Именно поэтому нужно знать, что в России не только путиноды; надо взаимодействовать с этими силами; и надо думать о том, что будет после Путина.
И чем больше поддержка Украины, тем больше надежд, что после Путина будет движение России куда-то в сторону демократии.

— Когда говорят о том, как Россия могла бы стать нормальным государством, один из обсуждаемых вариантов — распад страны: чтобы империя перестала быть империей. Насколько это реально и пойдет ли такое на пользу?
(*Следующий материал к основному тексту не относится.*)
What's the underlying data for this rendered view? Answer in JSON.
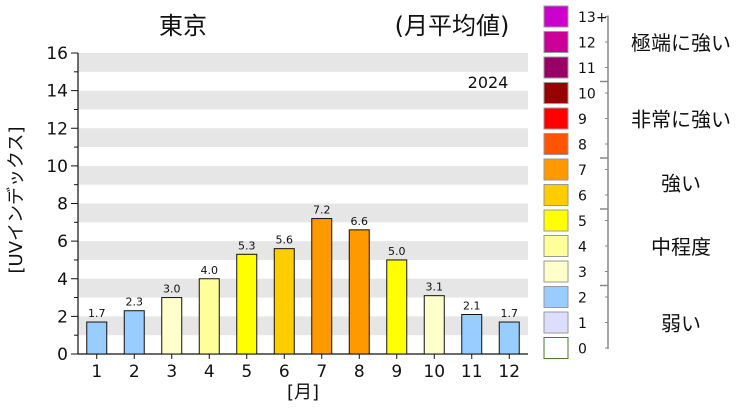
{
  "title": "東京",
  "subtitle": "(月平均値)",
  "year_label": "2024",
  "chart_data": {
    "type": "bar",
    "title": "東京",
    "subtitle": "(月平均値)",
    "xlabel": "[月]",
    "ylabel": "[UVインデックス]",
    "ylim": [
      0,
      16
    ],
    "yticks": [
      "0",
      "2",
      "4",
      "6",
      "8",
      "10",
      "12",
      "14",
      "16"
    ],
    "categories": [
      "1",
      "2",
      "3",
      "4",
      "5",
      "6",
      "7",
      "8",
      "9",
      "10",
      "11",
      "12"
    ],
    "values": [
      1.7,
      2.3,
      3.0,
      4.0,
      5.3,
      5.6,
      7.2,
      6.6,
      5.0,
      3.1,
      2.1,
      1.7
    ],
    "data_labels": [
      "1.7",
      "2.3",
      "3.0",
      "4.0",
      "5.3",
      "5.6",
      "7.2",
      "6.6",
      "5.0",
      "3.1",
      "2.1",
      "1.7"
    ],
    "bar_colors": [
      "#99ccff",
      "#99ccff",
      "#ffffcc",
      "#ffff99",
      "#ffff00",
      "#ffcc00",
      "#ff9900",
      "#ff9900",
      "#ffff00",
      "#ffffcc",
      "#99ccff",
      "#99ccff"
    ],
    "grid": "alternating horizontal bands",
    "band_color": "#e6e6e6"
  },
  "legend": {
    "scale": [
      {
        "label": "13+",
        "color": "#cc00cc"
      },
      {
        "label": "12",
        "color": "#cc0099"
      },
      {
        "label": "11",
        "color": "#990066"
      },
      {
        "label": "10",
        "color": "#990000"
      },
      {
        "label": "9",
        "color": "#ff0000"
      },
      {
        "label": "8",
        "color": "#ff5500"
      },
      {
        "label": "7",
        "color": "#ff9900"
      },
      {
        "label": "6",
        "color": "#ffcc00"
      },
      {
        "label": "5",
        "color": "#ffff00"
      },
      {
        "label": "4",
        "color": "#ffff99"
      },
      {
        "label": "3",
        "color": "#ffffcc"
      },
      {
        "label": "2",
        "color": "#99ccff"
      },
      {
        "label": "1",
        "color": "#ddddff"
      },
      {
        "label": "0",
        "color": "#ffffff"
      }
    ],
    "categories": [
      "極端に強い",
      "非常に強い",
      "強い",
      "中程度",
      "弱い"
    ]
  }
}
— Однозначного ответа нет, а к любым разговорам о распаде государства, об обретении независимости частями нынешней России надо относиться очень ответственно и очень осторожно. Вот это точно тот случай, когда десять раз измерь, один раз отрежь, потому что необдуманные шаги могут привести вообще к ужасающим последствиям.
Я вот, например, много занимался Северным Кавказом. Я видел, как, казалось бы, хорошая идея обретения собственного государства может привести к тому, что власть захватывают или пытаются захватить экстремисты. Я употреблю именно это слово, хотя оно дискредитировано Путиным; но реальные экстремисты — это люди, не желающие ничего просчитывать, а желающие только резать. Это очень тяжело и опасно.
Россия практически всегда была империей. И это для меня тяжелейший вопрос: может ли Россия существовать не как империя? Я надеюсь, что да. Во что Россия может превратиться? В реальное федеральное государство.
— Почему российская власть так ополчилась на коренные народы? Это же всегда был козырь и пропагандистский штамп: Россия самая большая, у нас есть Байкал, а еще — 190 народностей… А потом они берут и всех запихивают в экстремисты!
— Надо за словами видеть реальность. На само-то деле — что было с коренными народами? Нищета, повальное пьянство, засилье промышленников. Сейчас, когда режим стал тоталитарным, подавляются инициативы всех, кто реально защищает коренные народы, противостоит насилию государства и стоящих за ним монополи.
Кремль не то что бы против коренных народов, он против любой инициативы, независимости и защиты прав человека.
— Мы сейчас с вами сидим в Киркенесе, разговариваем; вы выступили на конференции, а я напишу материал. А это на что-то повлияет?
— Мой учитель Сергей Адамович Ковалёв — советский диссидент, советский ещё политзаключённый, первый уполномоченный по правам человека в России, — у него был лозунг, не им выдуманный, но им исповедуемый: "Делай, что должно, и пусть будет, что будет". Поэтому я просто делаю, что должно, и всё.